Ein Bündnis von Organisationen lehnt das CETA-Freihandelsabkommen der EU mit Kanada ab. Es ruft zu Großdemonstrationen in Deutschland auf. Politisch setzen die Aktivisten auf die SPD und die Grünen.

Von Theo Geers | 23.08.2016
    Demonstranten mit Schildern, auf denen die Wörter TTIP und CETA durchgestrichen sind
    Protest gegen die Freihandelsabkommen TTIP und CETA im Mai in Brüssel (picture alliance / dpa / EPA / Olivier Hoslet)
    So gut wie nichts hat sich verbessert seit der letzten Großdemonstration vor einem Jahr. Deshalb ruft ein Bündnis von über 30 Organisationen für den 17. September zu den nächsten Protesten gegen die Freihandelsabkommen CETA und TTIP auf – diesmal zeitgleich in sieben deutschen Großstädten.
    Der 17. September ist mit Bedacht gewählt. Am 19. September sollen ein SPD-Konvent und vier Tage später die EU-Handelsminister auf einem Treffen in Bratislava das fertig ausgehandelte Freihandelsabkommen mit Kanada - CETA - billigen. Die Gegner der Freihandelsabkommen wollen mit ihren Protesten die SPD und auch die Grünen so unter Druck setzen, das am Ende ein "Nein" steht, so Christoph Bautz vom Kampagnen-Netzwerk Campact: "Wenn wirklich dieser Konvent nein sagt, dann wird natürlich auch Gabriel in Bratislava nicht zustimmen können. Wir haben als Zweites den Ansatzpunkt über die Grünen, die sind Teil einer Regierung, sodass sozusagen auch über eine zweite Kammer, über den Bundesrat, wenn es denn zu einer Ratifizierung kommt, CETA zu stoppen wäre."

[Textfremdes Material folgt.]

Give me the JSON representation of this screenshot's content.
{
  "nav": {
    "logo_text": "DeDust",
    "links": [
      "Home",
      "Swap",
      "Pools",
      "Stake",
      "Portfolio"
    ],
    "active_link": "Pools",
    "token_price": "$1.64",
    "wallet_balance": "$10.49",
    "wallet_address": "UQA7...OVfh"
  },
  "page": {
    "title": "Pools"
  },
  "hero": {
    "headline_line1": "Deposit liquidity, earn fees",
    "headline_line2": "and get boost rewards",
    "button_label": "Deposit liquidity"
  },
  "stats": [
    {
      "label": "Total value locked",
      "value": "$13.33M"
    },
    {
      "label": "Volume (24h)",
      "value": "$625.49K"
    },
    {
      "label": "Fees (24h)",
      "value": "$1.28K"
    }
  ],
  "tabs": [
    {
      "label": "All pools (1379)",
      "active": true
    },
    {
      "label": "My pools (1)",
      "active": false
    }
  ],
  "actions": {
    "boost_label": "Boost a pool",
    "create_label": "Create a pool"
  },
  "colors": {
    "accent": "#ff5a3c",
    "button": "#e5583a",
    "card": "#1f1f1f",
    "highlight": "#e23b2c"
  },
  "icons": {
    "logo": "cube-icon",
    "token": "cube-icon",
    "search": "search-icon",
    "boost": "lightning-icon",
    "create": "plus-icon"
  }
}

    TTIP durch die Hintertür?
    Wer dieses Handelsabkommen mit Kanada unterzeichne, bekomme TTIP, das umstrittenere Abkommen mit den USA, durch die Hintertür, sagt Bautz. Denn über kanadische Tochterunternehmen könnten auch US-Konzerne EU-Mitgliedsstaaten künftig verklagen, zum Beispiel auf Schadenersatz, wenn bestimmten Geschäftserwartungen durch Gesetzesänderungen in EU-Staaten ein Strich durch die Rechnung gemacht würde.
    Und Ulrich Schneider vom Paritätischen Wohlfahrtsverband nennt ein Beispiel: "Es besteht, wenn man den genauen Vertragstext liest, keinerlei Sicherheit, dass soziale Standards ohne Probleme verbessern werden können – beispielsweise bei der Qualität in Kitas, beispielsweise bei Personalschlüsseln in der Pflege. Wir haben keinen Schutz davor, so wie der Vertrag jetzt abgefasst ist, dass Investoren nicht klagen und sagen: 'So haben wir nicht gerechnet.'"
    "Wir haben es nicht mit Nordkorea zu tun"
    Überdies könnten ausländische Firmen wählen, ob sie vor einem nationalen Gericht oder vor einem Schiedsgericht klagten. Das aber, so Verdi-Chef Frank Bsirske, benachteilige inländische Firmen, die nur vor ein inländisches Gericht ziehen könnten: "Wir haben es hier nicht mit Nordkorea zu tun. Es gibt überhaupt keinen Grund, ausländische Investoren derart zu privilegieren und Rechtsrisiken in Kauf zu nehmen wegen dieser Privilegien. Es reicht aus unserer Sicht absolut, eine Inländerbehandlung von ausländischen Investoren zu gewährleisten und das heißt Gleichbehandlung."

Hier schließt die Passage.